All units are $W m^{-2}$.

## Plot the data

In [None]:
# Set up the figure and subplots
plt.figure(figsize=(7,7))
ax_ablat = plt.subplot(411)
ax_seb = plt.subplot(412, sharex=ax_ablat)
ax_alb = plt.subplot(413, sharex=ax_ablat)
ax_disch = plt.subplot(414, sharex=ax_ablat)

# Ablation data
ax_ablat.errorbar(ablation.index+pd.Timedelta(hours=12), ablation['Ablation [mm]'], yerr=ablation['Ablation [±]'], 
                  drawstyle='steps-mid', elinewidth=0.7, ecolor='gray')
ax_ablat.grid()
ax_ablat.set_ylabel('Ablation (mm)')

# Surface energy balance data
ax_seb.plot(seb.index, seb.dlhf_u, label='Latent')
ax_seb.plot(seb.index, seb.dshf_u, label='Sensible')
ax_seb.plot(seb.index, seb.swnet, label='SWnet')
ax_seb.grid()
ax_seb.set_ylabel('W m-2')

# Albedo
# First remove invalid values, which occur during night times
seb['alb'] = seb['alb'][(seb['alb'] < 1) & (seb['alb'] > 0)]
ax_alb.plot(seb.index, seb.alb, label='Albedo', color='lightgrey')
ax_alb.plot(seb.index, seb.alb.rolling('24h').mean(), label='Albedo smoothed 24h', linewidth=2)
ax_alb.set_ylim(0, 1)
ax_alb.grid()
ax_alb.set_ylabel('Albedo (0-1)')

# Discharge at the confidence bounds
lower_q = discharge['Q hour mean [m**3/s]'] + discharge['Q hour max [m**3/s]']
upper_q = discharge['Q hour mean [m**3/s]'] - discharge['Q hour min [m**3/s]']

# Plot as a filled area
ax_disch.fill_between(lower_q.index, lower_q, upper_q, alpha=0.5)
discharge['Q hour mean [m**3/s]'].plot(ax=ax_disch)
ax_disch.grid()
ax_disch.set_ylabel(r'Q ($m^3s^{-1}$)')

# Plot vertical lines
#ax_disch.axvline('2012-07-08', color='red')

# Or plot shaded areas
#ax_disch.axvspan('2012-07-09', '2012-07-11', alpha=0.3, color='red')

## Questions / Exercises

### Based only on what you see in these data, do you think that you are looking at snow melt or ice melt?
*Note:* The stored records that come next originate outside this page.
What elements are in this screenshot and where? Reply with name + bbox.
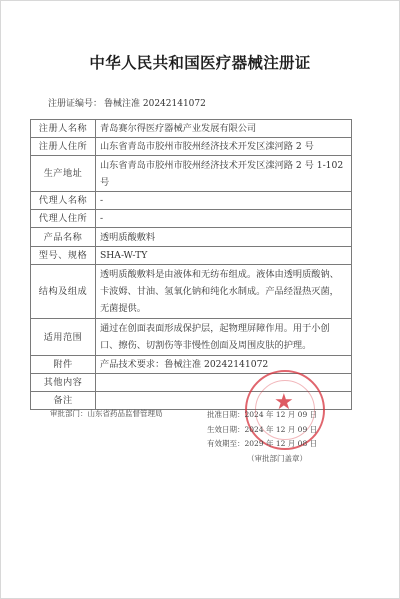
table-row: 代理人住所 - [31,210,352,228]
table-row: 产品名称 透明质酸敷料 [31,228,352,247]
registration-number: 注册证编号：鲁械注准 20242141072 [48,96,208,109]
row-value: - [96,210,352,228]
row-value: - [96,192,352,210]
approval-date: 批准日期：2024 年 12 月 09 日 [207,408,317,423]
row-label: 产品名称 [31,228,96,247]
row-value: 透明质酸敷料是由液体和无纺布组成。液体由透明质酸钠、卡波姆、甘油、氢氧化钠和纯化… [96,265,352,319]
registration-number-value: 鲁械注准 20242141072 [104,99,206,109]
document-title: 中华人民共和国医疗器械注册证 [0,51,400,73]
table-row: 适用范围 通过在创面表面形成保护层，起物理屏障作用。用于小创口、擦伤、切割伤等非… [31,319,352,356]
row-value: 山东省青岛市胶州市胶州经济技术开发区滦河路 2 号 1-102 号 [96,156,352,192]
valid-until-label: 有效期至： [207,439,245,448]
row-value: 青岛赛尔得医疗器械产业发展有限公司 [96,120,352,138]
row-label: 注册人住所 [31,138,96,156]
table-row: 注册人名称 青岛赛尔得医疗器械产业发展有限公司 [31,120,352,138]
certificate-dates: 批准日期：2024 年 12 月 09 日 生效日期：2024 年 12 月 0… [207,408,317,466]
table-row: 注册人住所 山东省青岛市胶州市胶州经济技术开发区滦河路 2 号 [31,138,352,156]
row-value: SHA-W-TY [96,247,352,265]
table-row: 附件 产品技术要求：鲁械注准 20242141072 [31,356,352,374]
table-row: 代理人名称 - [31,192,352,210]
row-label: 适用范围 [31,319,96,356]
row-label: 其他内容 [31,374,96,392]
row-value: 产品技术要求：鲁械注准 20242141072 [96,356,352,374]
approval-department: 审批部门：山东省药品监督管理局 [50,408,163,419]
seal-note: （审批部门盖章） [207,452,317,467]
row-value: 通过在创面表面形成保护层，起物理屏障作用。用于小创口、擦伤、切割伤等非慢性创面及… [96,319,352,356]
approval-date-label: 批准日期： [207,410,245,419]
table-row: 生产地址 山东省青岛市胶州市胶州经济技术开发区滦河路 2 号 1-102 号 [31,156,352,192]
row-value: 山东省青岛市胶州市胶州经济技术开发区滦河路 2 号 [96,138,352,156]
row-label: 结构及组成 [31,265,96,319]
valid-until-value: 2029 年 12 月 08 日 [245,439,318,448]
effective-date: 生效日期：2024 年 12 月 09 日 [207,423,317,438]
row-label: 代理人住所 [31,210,96,228]
table-row: 型号、规格 SHA-W-TY [31,247,352,265]
row-value: 透明质酸敷料 [96,228,352,247]
row-label: 注册人名称 [31,120,96,138]
certificate-table: 注册人名称 青岛赛尔得医疗器械产业发展有限公司 注册人住所 山东省青岛市胶州市胶… [30,119,352,410]
approval-department-value: 山东省药品监督管理局 [88,409,163,418]
approval-date-value: 2024 年 12 月 09 日 [245,410,318,419]
row-label: 附件 [31,356,96,374]
valid-until: 有效期至：2029 年 12 月 08 日 [207,437,317,452]
row-label: 型号、规格 [31,247,96,265]
effective-date-label: 生效日期： [207,425,245,434]
row-label: 代理人名称 [31,192,96,210]
row-label: 备注 [31,392,96,410]
table-row: 结构及组成 透明质酸敷料是由液体和无纺布组成。液体由透明质酸钠、卡波姆、甘油、氢… [31,265,352,319]
approval-department-label: 审批部门： [50,409,88,418]
row-label: 生产地址 [31,156,96,192]
registration-number-label: 注册证编号： [48,99,102,109]
effective-date-value: 2024 年 12 月 09 日 [245,425,318,434]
### How much water flows into the moulin per day, expressed as Olympic swimming pools?

In [None]:
# Resample the discharge data to daily sums, matching sampling of ablation data
# Note the min_count is set to the number of hours in a day, so that we only
# look at days with full temporal data
# We multiply by 60secs * 60 mins to convert m3s-1 into m3day-1.
q_daily = discharge['Q hour mean [m**3/s]'].resample('1D').sum(min_count=24) * 60 * 60

In [None]:
vol_pool_m3 = # some value, go find it.....!
# now calculate the mean daily discharge and divide it by this volume.
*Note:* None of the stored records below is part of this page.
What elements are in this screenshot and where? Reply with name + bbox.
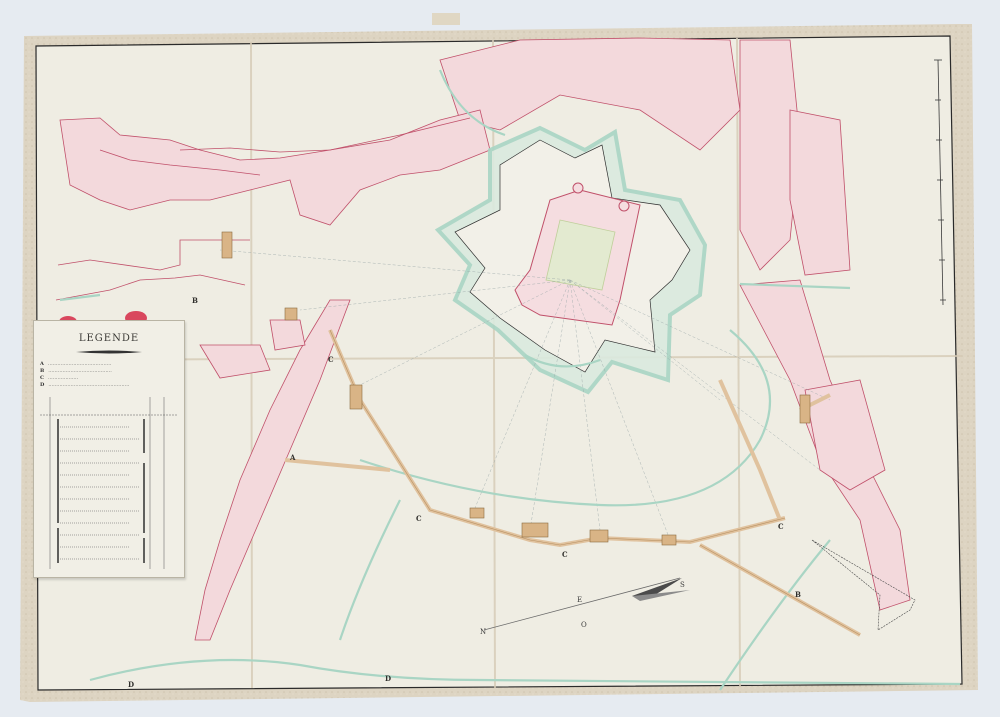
legend-table (40, 393, 178, 571)
map-label-b: B (795, 590, 801, 599)
map-label-c: C (778, 522, 784, 531)
map-label-b: B (192, 296, 198, 305)
compass-n: N (480, 628, 486, 636)
legend-entry: A.......................................… (40, 361, 129, 368)
map-label-d: D (128, 680, 134, 689)
legend-entries: A.......................................… (40, 361, 129, 389)
map-label-c: C (562, 550, 568, 559)
compass-s: S (680, 581, 685, 589)
map-label-c: C (416, 514, 422, 523)
compass-e: E (577, 596, 582, 604)
legend-entry: B.......................................… (40, 368, 129, 375)
legend-flourish (74, 349, 144, 355)
map-label-a: A (290, 453, 295, 462)
map-label-c: C (328, 355, 334, 364)
map-label-d: D (385, 674, 391, 683)
legend-entry: D.......................................… (40, 382, 129, 389)
legend-entry: C................... (40, 375, 129, 382)
legend-title: LEGENDE (34, 333, 184, 344)
legend-panel: LEGENDE A...............................… (33, 320, 185, 578)
compass-o: O (581, 621, 587, 629)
### Is there a significant correlation between daily ablation and daily discharge?

*To answer this question you will find the code below helpful.*

In [None]:
import statsmodels.api as sm
# Do an 'Ordinary Least Squares' regression
# See https://www.statsmodels.org/dev/generated/statsmodels.regression.linear_model.OLS.html for more information

# Cut ablation data to same time period as discharge (discharge is shorter)
X = ablation.loc[q_daily.index[0]:q_daily.index[-1]]['Ablation [mm]']

# Get the discharge mean series
Y = q_daily

# Some days are missing data; we 'drop' (remove) those days.
model = sm.OLS(Y, sm.add_constant(X), missing='drop')

fit = model.fit()
fit.summary()

Put your answer to this question below. Remember to consider the significance of the test result.

### Is this value what you expected, and why?

### When is peak daily discharge? Why might this be?

To answer this question and the next one, there are at least a couple of approaches that you could use:

- Manual visual interpretation of diurnal values
- Time series resampling -- see the `q_daily` example above, you can supply different functions to the `sum()` operation that we used there.

### When is base (minimum) daily discharge? Why might this be?

### You are following a range of other courses related to data analysis during your studies. What other technique(s) might you use to extend this analysis?